Richard Kind was genuine when he told me afterwards, “It’s not a feeling I’m used to. I can’t catch my breath,” after winning Outstanding Feature Actor in a Play for his performance in “The Big Knife.”
Outstanding Featured Actress in a Play went to Judith Light for her role in “The Assembled Parties.” She attributed the plays success to the fact that “it’s a universal play with iconic family dynamics. Although Light plays a Jewish woman, “you don’t have to be Jewish to relate to it,” she told me. “It’s not about the Jews, it’s about who these people are and their mishegas on the cellular level.” Light looked fabulous in a blue silk jacket with a large peacock embroidered on the back and slim white pants. She described Richard Greenberg’s writing as “so rich and so deep that there’s always so much to be mined in the role.” She added, “You have to keep it within the context so you go vertical not horizontal. That’s the joy of it.”

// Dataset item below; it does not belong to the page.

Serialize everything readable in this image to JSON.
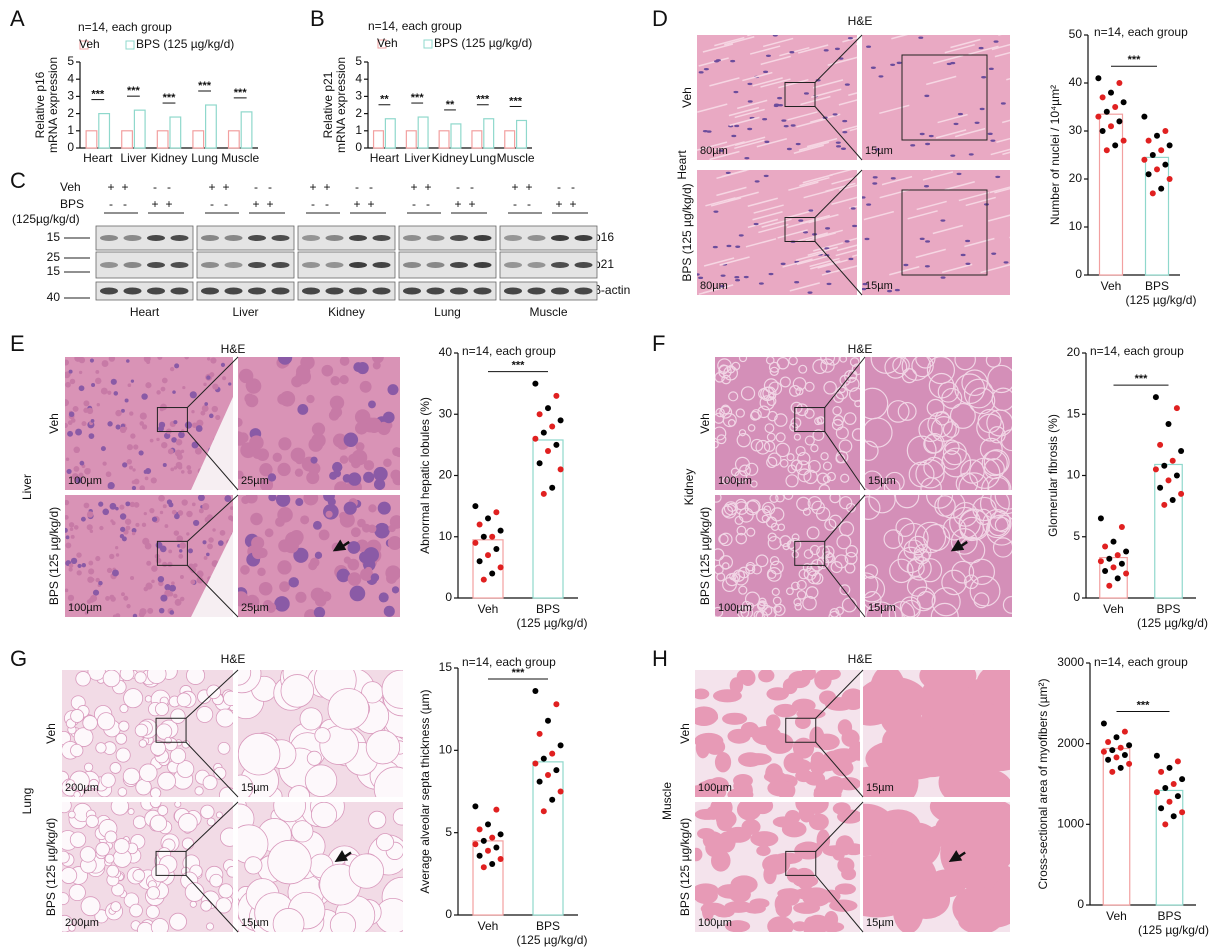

The exceptional talent, Tracy Letts, who is both a playwright and actor, won Outstanding Actor in a Play for his role of George in Edward Albee’s “Who’s Afraid of Virginia Woolf?” “We approached it as a new play,” he told me on the fiftieth anniversary of the work . About his character: “He has the resourcefulness of a hero. That’s why he is the protagonist of this play. He’s not a guy I’d ever want to be, but I do admire his resources.” He described the role day after day as “bruising,” which is why he thought “how nice it would be to sit in a cool office and write,” which he does on a manual typewriter. “I like the physical contact,” he said, “punching the keys.”

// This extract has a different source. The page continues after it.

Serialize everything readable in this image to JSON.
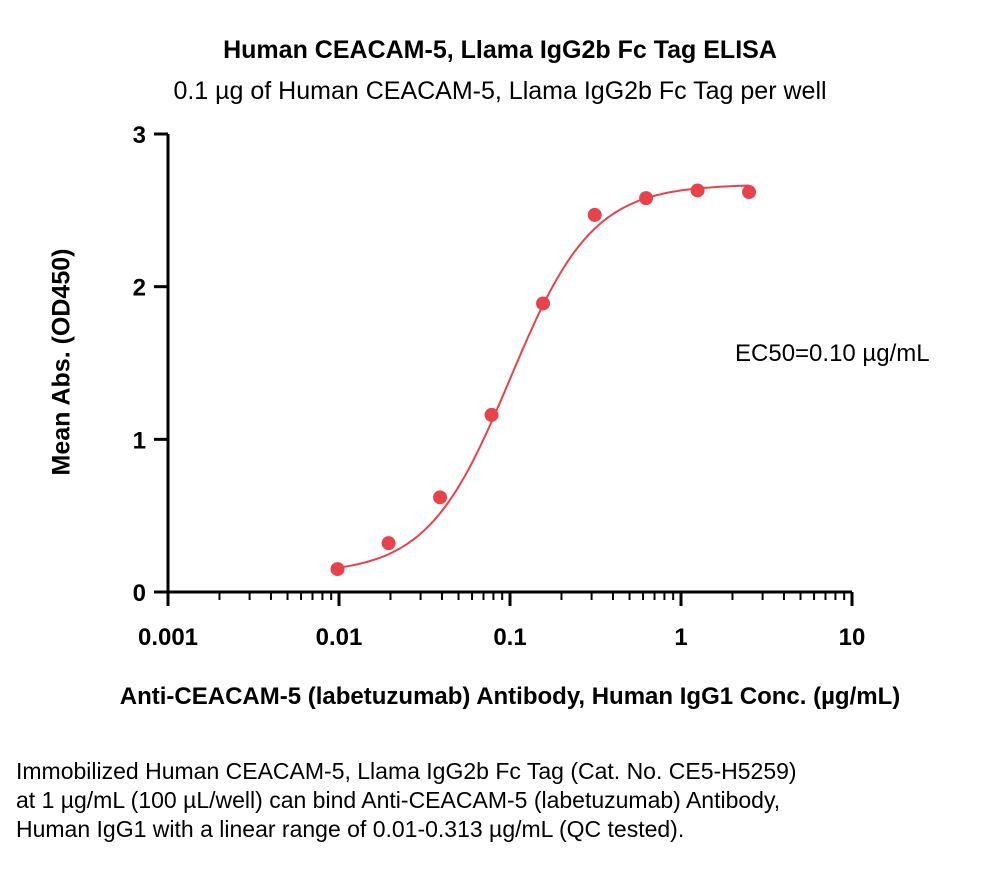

Letts, both a successful playwright (“Osage County;” “Superior Donuts”) and actor, spoke about the difference between the two. “When you’re a playwright you’re responsible for the whole thing, the feel of it; as an actor, you’re responsible for your chap, the character.“ He just finished writing a new play. “I don’t take a break. If I’m not acting, I go back to work as a writer,” Letts said. “I’ll keep going like this until I can’t do one or the other. I wouldn’t be as good at one without the other.”
The winners mingled with guests over Mediterranean food at the after party at the former Liberty Theatre. Co-Executive Producer Bob Blume was pleased that instead of a single host, they had a lot of fun with the “Old Jews Telling Jokes.” Other winners: “Matilda” for Outstanding Musical and Christopher Durang’s “Vanya and Sonia and Marsha and Spike” for Outstanding Play. The Drama Desk Awards are the only major New York theater honors where Broadway, Off-Broadway, and Off-Off-Broadway productions compete in the same categories.